# References

The kernel docs and man pages this subsystem encodes. Cite specific
sections in the source when interpretation is non-obvious.

## Man pages

- **[`mount(2)`](https://man7.org/linux/man-pages/man2/mount.2.html)** — the canonical reference for the mount syscall.
  Flag semantics, valid combinations, the `data` argument format.
- **[`umount(2)`](https://man7.org/linux/man-pages/man2/umount.2.html) / [`umount2(2)`](https://man7.org/linux/man-pages/man2/umount2.2.html)** — the two-flavor unmount API;
  we wrap `umount2`. `MNT_FORCE` / `MNT_DETACH` / `MNT_EXPIRE` /
  `UMOUNT_NOFOLLOW` semantics.
- **[`pivot_root(2)`](https://man7.org/linux/man-pages/man2/pivot_root.2.html)** — the rootfs-swap syscall. Critically: lists
  the four constraints `new_root` and `put_old` must satisfy
  (mount points, no shared propagation, etc.).
- **[`proc(5)`](https://man7.org/linux/man-pages/man5/proc.5.html)** — the mountinfo format. Section "/proc/[pid]/mountinfo"
  documents the 11-field shape plus the optional-fields section
  terminated by `-`.
- **[`mount_namespaces(7)`](https://man7.org/linux/man-pages/man7/mount_namespaces.7.html)** — how mounts behave across the `:mount`
  namespace. Propagation types, what "shared" / "slave" /
  "private" / "unbindable" mean.

## Kernel documentation

- **[`Documentation/filesystems/sharedsubtree.rst`](https://docs.kernel.org/filesystems/sharedsubtree.html)** — the canonical
  reference for mount propagation. Read before adding any of
  `:shared` / `:slave` / `:private` / `:unbindable`.
- **[`Documentation/filesystems/proc.rst`](https://docs.kernel.org/filesystems/proc.html)** — supplementary detail
  on `/proc/<pid>/mountinfo` and `/proc/<pid>/mounts`.
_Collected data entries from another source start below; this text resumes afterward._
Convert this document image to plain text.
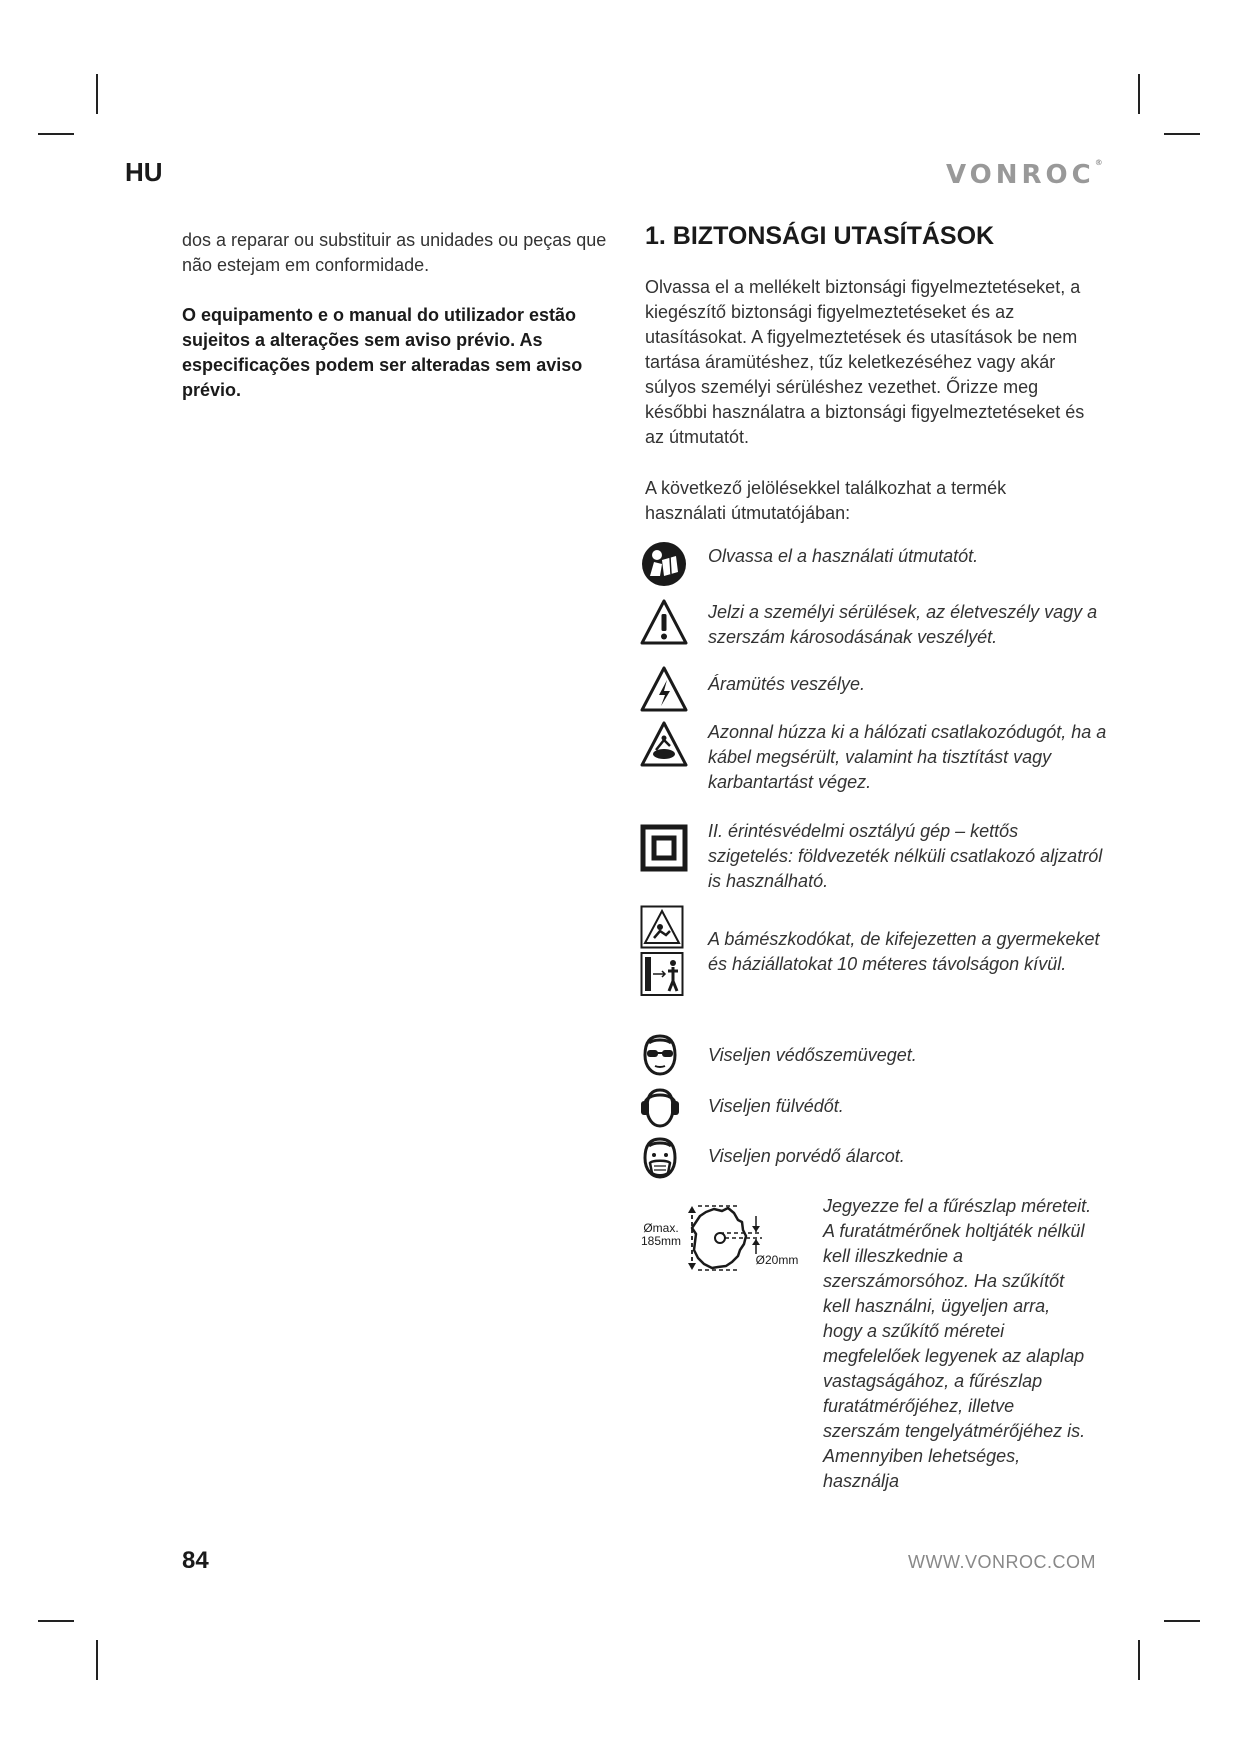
HU	VONROC®

dos a reparar ou substituir as unidades ou peças que não estejam em conformidade.

O equipamento e o manual do utilizador estão sujeitos a alterações sem aviso prévio. As especificações podem ser alteradas sem aviso prévio.

1. BIZTONSÁGI UTASÍTÁSOK

Olvassa el a mellékelt biztonsági figyelmeztetéseket, a kiegészítő biztonsági figyelmeztetéseket és az utasításokat. A figyelmeztetések és utasítások be nem tartása áramütéshez, tűz keletkezéséhez vagy akár súlyos személyi sérüléshez vezethet. Őrizze meg későbbi használatra a biztonsági figyelmeztetéseket és az útmutatót.

A következő jelölésekkel találkozhat a termék használati útmutatójában:

Olvassa el a használati útmutatót.

Jelzi a személyi sérülések, az életveszély vagy a szerszám károsodásának veszélyét.

Áramütés veszélye.

Azonnal húzza ki a hálózati csatlakozódugót, ha a kábel megsérült, valamint ha tisztítást vagy karbantartást végez.

II. érintésvédelmi osztályú gép – kettős szigetelés: földvezeték nélküli csatlakozó aljzatról is használható.

A bámészkodókat, de kifejezetten a gyermekeket és háziállatokat 10 méteres távolságon kívül.

Viseljen védőszemüveget.

Viseljen fülvédőt.

Viseljen porvédő álarcot.

Ømax.
185mm
Ø20mm

Jegyezze fel a fűrészlap méreteit. A furatátmérőnek holtjáték nélkül kell illeszkednie a szerszámorsóhoz. Ha szűkítőt kell használni, ügyeljen arra, hogy a szűkítő méretei megfelelőek legyenek az alaplap vastagságához, a fűrészlap furatátmérőjéhez, illetve szerszám tengelyátmérőjéhez is. Amennyiben lehetséges, használja

84	WWW.VONROC.COM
## Adjacent man pages (background)

- **[`namespaces(7)`](https://man7.org/linux/man-pages/man7/namespaces.7.html)** — overview. The relationship between
  `clone(CLONE_NEWNS)`, `setns(CLONE_NEWNS)`, and the mount
  namespace.
- **[`nsenter(1)`](https://man7.org/linux/man-pages/man1/nsenter.1.html)** — the userspace tool that does, essentially,
  what our `:in` option does. The semantics our cross-namespace
  mounts match.

## In-repo cross-references

- `Linx.Process` — `Linx.Process` namespace machinery; the
  `:mount` namespace and where it comes from.
- `lib/linx/netlink/socket/native.ex` — the netlink-in-netns NIF
  whose throwaway-thread setns pattern `Linx.Mount.Native` reuses.
- `lib/linx/cgroup/error.ex` — pattern for `Linx.Mount.Error`'s
  shape and `Exception` impl.

## Out of scope — pointers for future work

- **The new mount API** — see man pages for [`open_tree(2)`](https://man7.org/linux/man-pages/man2/open_tree.2.html),
  [`move_mount(2)`](https://man7.org/linux/man-pages/man2/move_mount.2.html), [`fsopen(2)`](https://man7.org/linux/man-pages/man2/fsopen.2.html), [`fsmount(2)`](https://man7.org/linux/man-pages/man2/fsmount.2.html), [`fsconfig(2)`](https://man7.org/linux/man-pages/man2/fsconfig.2.html),
  [`mount_setattr(2)`](https://man7.org/linux/man-pages/man2/mount_setattr.2.html). When a consumer needs this, a sibling
  `Linx.Mount.New` module would be the natural home.